Former neighbor says leader a hard worker

By PATRICK C. McDONNELL
Scripps Howard News Service

When he owned property in Fort Davis, Texas, in the late 1970s and early 1980s, Bear Walters became acquainted with Richard McLaren, leader of the Republic of Texas.

Walters said he is tired of the one-sided portrait being painted of McLaren, who is now holed up on his property in a standoff with state law officers.

``He's a good kid, a hard worker and extremely bright,'' Walters said. ``I don't agree with the extent he has gone to now, but I can understand how he has been pushed into it by government bureaucracy and the Fort Davis clique.''

Walters, 76, a retired military investigator, lives in the Northeast and has had battles of his own with city government over fiscal, open-records and First Amendment matters.

In the late 1970s, he and his wife, Roxie, bought several acres in Fort Davis, they said. Their plan was to build a house on the property and eventually move to Fort Davis. That's where they met McLaren.

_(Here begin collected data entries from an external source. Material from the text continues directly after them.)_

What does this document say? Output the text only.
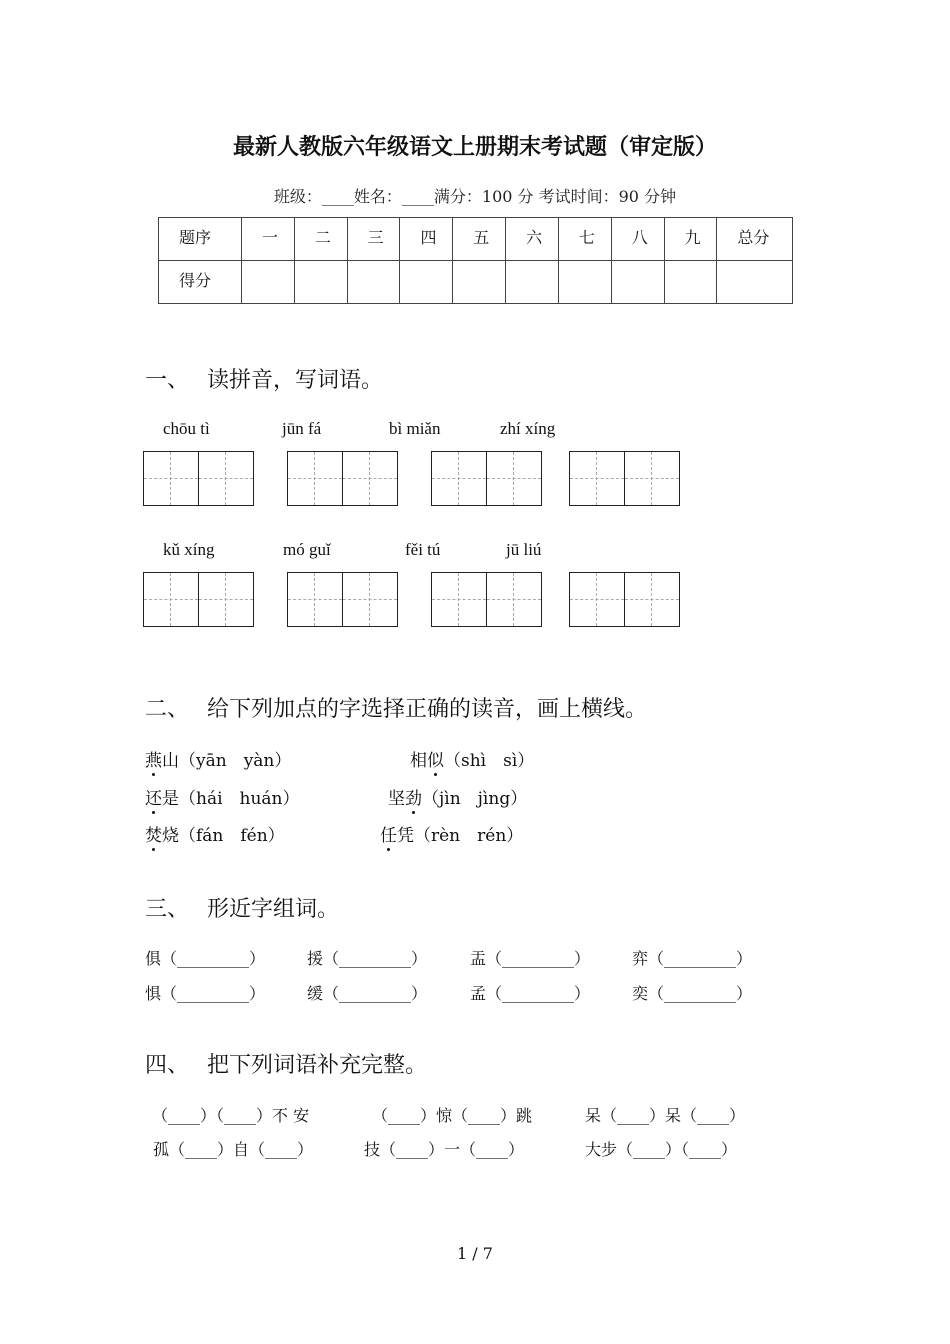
最新人教版六年级语文上册期末考试题（审定版）
班级：____姓名：____满分：100 分 考试时间：90 分钟
题序	一	二	三	四	五	六	七	八	九	总分
得分										
一、 读拼音，写词语。
chōu tì	jūn fá	bì miǎn	zhí xíng
kǔ xíng	mó guǐ	fěi tú	jū liú
二、 给下列加点的字选择正确的读音，画上横线。
燕山（yān　yàn）	相似（shì　sì）
还是（hái　huán）	坚劲（jìn　jìng）
焚烧（fán　fén）	任凭（rèn　rén）
三、 形近字组词。
俱（_________）	援（_________）	盂（_________）	弈（_________）
惧（_________）	缓（_________）	孟（_________）	奕（_________）
四、 把下列词语补充完整。
（____）（____）不 安	（____）惊（____）跳	呆（____）呆（____）
孤（____）自（____）	技（____）一（____）	大步（____）（____）
1 / 7
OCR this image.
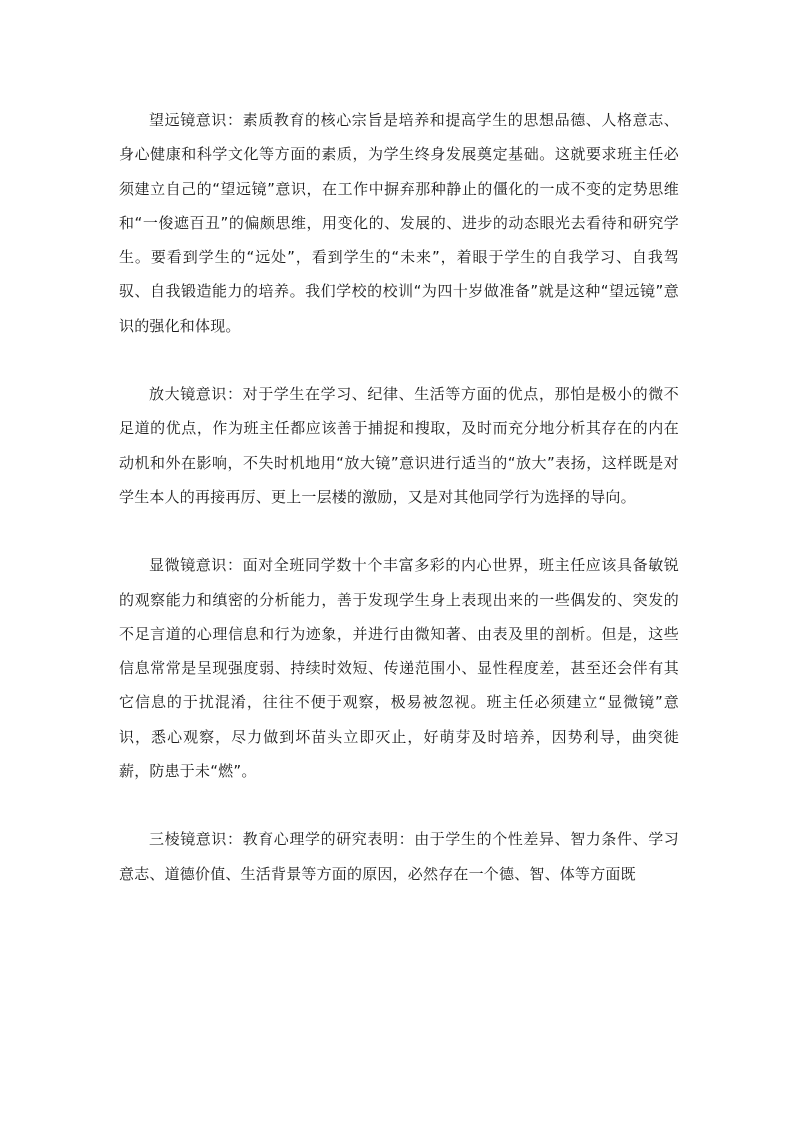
望远镜意识：素质教育的核心宗旨是培养和提高学生的思想品德、人格意志、身心健康和科学文化等方面的素质，为学生终身发展奠定基础。这就要求班主任必须建立自己的“望远镜”意识，在工作中摒弃那种静止的僵化的一成不变的定势思维和“一俊遮百丑”的偏颇思维，用变化的、发展的、进步的动态眼光去看待和研究学生。要看到学生的“远处”，看到学生的“未来”，着眼于学生的自我学习、自我驾驭、自我锻造能力的培养。我们学校的校训“为四十岁做准备”就是这种“望远镜”意识的强化和体现。

放大镜意识：对于学生在学习、纪律、生活等方面的优点，那怕是极小的微不足道的优点，作为班主任都应该善于捕捉和搜取，及时而充分地分析其存在的内在动机和外在影响，不失时机地用“放大镜”意识进行适当的“放大”表扬，这样既是对学生本人的再接再厉、更上一层楼的激励，又是对其他同学行为选择的导向。

显微镜意识：面对全班同学数十个丰富多彩的内心世界，班主任应该具备敏锐的观察能力和缜密的分析能力，善于发现学生身上表现出来的一些偶发的、突发的不足言道的心理信息和行为迹象，并进行由微知著、由表及里的剖析。但是，这些信息常常是呈现强度弱、持续时效短、传递范围小、显性程度差，甚至还会伴有其它信息的于扰混淆，往往不便于观察，极易被忽视。班主任必须建立“显微镜”意识，悉心观察，尽力做到坏苗头立即灭止，好萌芽及时培养，因势利导，曲突徙薪，防患于未“燃”。

三棱镜意识：教育心理学的研究表明：由于学生的个性差异、智力条件、学习意志、道德价值、生活背景等方面的原因，必然存在一个德、智、体等方面既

``He'd come by in the evenings, and we'd talk,'' Bear Walters said. ``He told us about how his father had been a professor at Texas A&M and how he himself had graduated from A&M and though he was interested in law, he was working toward realizing his dream of a vineyard started from scratch'' in the Davis Mountain Resort area.

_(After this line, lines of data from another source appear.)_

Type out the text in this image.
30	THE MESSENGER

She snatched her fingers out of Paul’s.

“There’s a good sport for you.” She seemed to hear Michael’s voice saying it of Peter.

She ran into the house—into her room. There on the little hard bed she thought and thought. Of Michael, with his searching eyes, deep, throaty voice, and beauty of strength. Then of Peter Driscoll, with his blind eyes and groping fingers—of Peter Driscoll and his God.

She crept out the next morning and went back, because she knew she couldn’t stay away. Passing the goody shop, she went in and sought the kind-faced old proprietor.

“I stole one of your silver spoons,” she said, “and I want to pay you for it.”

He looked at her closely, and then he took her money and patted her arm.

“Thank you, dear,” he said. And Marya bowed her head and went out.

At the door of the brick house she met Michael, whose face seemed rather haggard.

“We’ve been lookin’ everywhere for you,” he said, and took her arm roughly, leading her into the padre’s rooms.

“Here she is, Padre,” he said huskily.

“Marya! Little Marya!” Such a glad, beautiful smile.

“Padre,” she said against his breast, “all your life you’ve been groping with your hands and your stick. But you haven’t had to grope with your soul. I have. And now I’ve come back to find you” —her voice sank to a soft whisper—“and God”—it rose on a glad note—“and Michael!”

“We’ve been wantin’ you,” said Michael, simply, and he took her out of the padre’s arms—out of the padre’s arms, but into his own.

McLaren and his wife ``lived in a cardboard shack out there at first, and he had to carry water by hand to his vines for a long time,'' Walters said. ``He was really putting in a lot of hard work out there. He really has that pioneer spirit. But the people around there are all in their own little clique and want to control everything that goes on. They resented him; they resented us, too. The attitude of that clique is the reason we left.

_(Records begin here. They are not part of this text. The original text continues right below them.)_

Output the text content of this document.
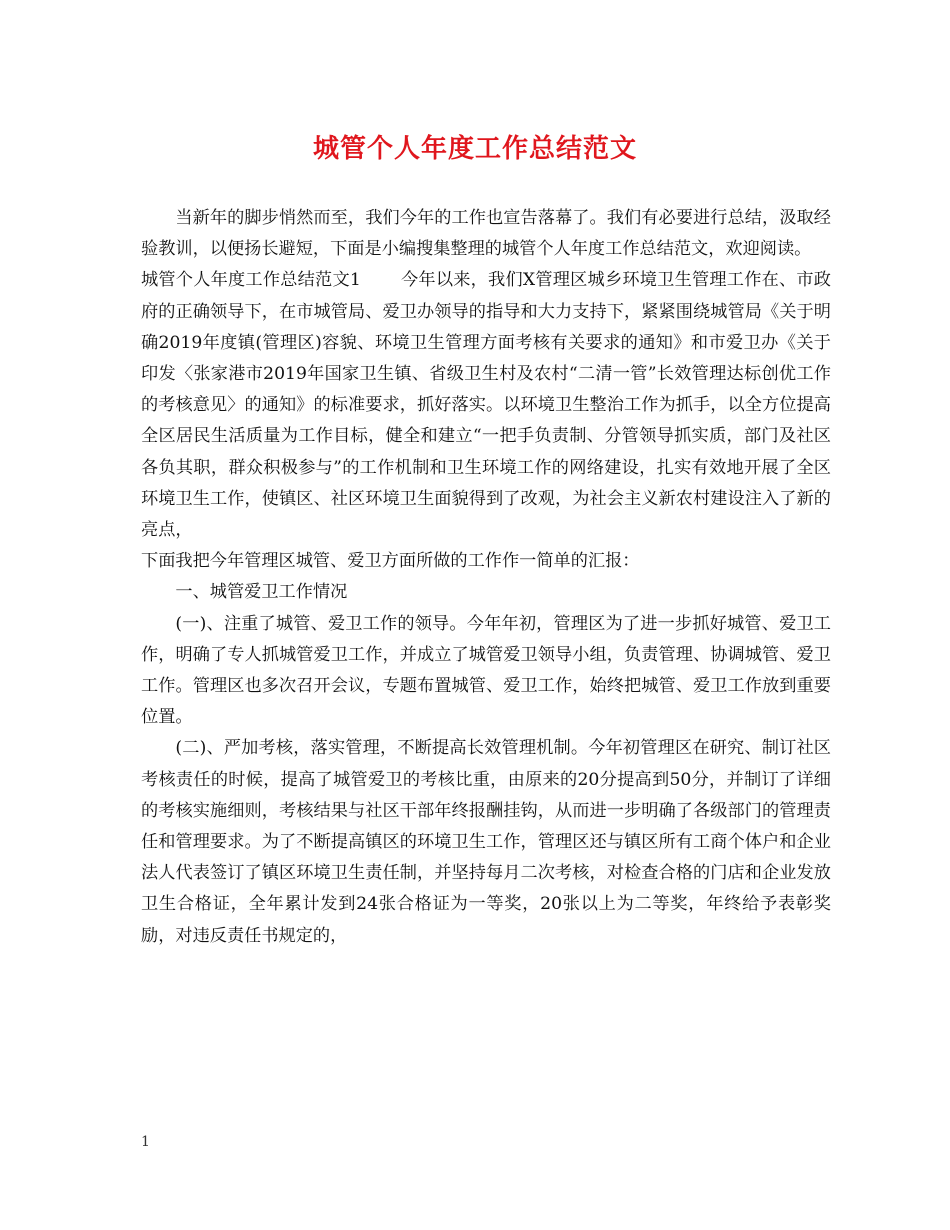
城管个人年度工作总结范文

当新年的脚步悄然而至，我们今年的工作也宣告落幕了。我们有必要进行总结，汲取经验教训，以便扬长避短，下面是小编搜集整理的城管个人年度工作总结范文，欢迎阅读。

城管个人年度工作总结范文1 今年以来，我们X管理区城乡环境卫生管理工作在、市政府的正确领导下，在市城管局、爱卫办领导的指导和大力支持下，紧紧围绕城管局《关于明确2019年度镇(管理区)容貌、环境卫生管理方面考核有关要求的通知》和市爱卫办《关于印发〈张家港市2019年国家卫生镇、省级卫生村及农村“二清一管”长效管理达标创优工作的考核意见〉的通知》的标准要求，抓好落实。以环境卫生整治工作为抓手，以全方位提高全区居民生活质量为工作目标，健全和建立“一把手负责制、分管领导抓实质，部门及社区各负其职，群众积极参与”的工作机制和卫生环境工作的网络建设，扎实有效地开展了全区环境卫生工作，使镇区、社区环境卫生面貌得到了改观，为社会主义新农村建设注入了新的亮点，

下面我把今年管理区城管、爱卫方面所做的工作作一简单的汇报：

一、城管爱卫工作情况

(一)、注重了城管、爱卫工作的领导。今年年初，管理区为了进一步抓好城管、爱卫工作，明确了专人抓城管爱卫工作，并成立了城管爱卫领导小组，负责管理、协调城管、爱卫工作。管理区也多次召开会议，专题布置城管、爱卫工作，始终把城管、爱卫工作放到重要位置。

(二)、严加考核，落实管理，不断提高长效管理机制。今年初管理区在研究、制订社区考核责任的时候，提高了城管爱卫的考核比重，由原来的20分提高到50分，并制订了详细的考核实施细则，考核结果与社区干部年终报酬挂钩，从而进一步明确了各级部门的管理责任和管理要求。为了不断提高镇区的环境卫生工作，管理区还与镇区所有工商个体户和企业法人代表签订了镇区环境卫生责任制，并坚持每月二次考核，对检查合格的门店和企业发放卫生合格证，全年累计发到24张合格证为一等奖，20张以上为二等奖，年终给予表彰奖励，对违反责任书规定的，

1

``They even gave us a hard time when we sold the property because I didn't go through their real estate agent and their title company. That group - and it was based around that Fort Davis Mountain Resort Association - tried to control everything that went on down there.''

He said Joe Rowe, the neighbor with whom McLaren has long had a dispute and who was taken hostage Sunday to start the standoff, is ``part of that clique.''

``That bunch was always after Rick,'' Walters said. ``First they told the sheriff he was cultivating marijuana out there, and the sheriff told me himself that he had gone out to Rick's place two or three times and never found that going on, just Rick out there in the cardboard shack or out working like a dog on his grapevines.

``Then, when they couldn't get him on the dope allegations, they started on this idea that the land that he was working had not been surveyed properly and belonged to someone else,'' Walters said. He said that made McLaren research the issue.

Walters said McLaren found out that the surveys were wrong and that there were several pieces of land that didn't belong to anyone, so he claimed them. ``That really made some of those people mad. They accused him of stealing land.''

Walters said it was that research into land rights that apparently led McLaren into the matter of Texas statehood, the matter at the heart of the Republic of Texas case.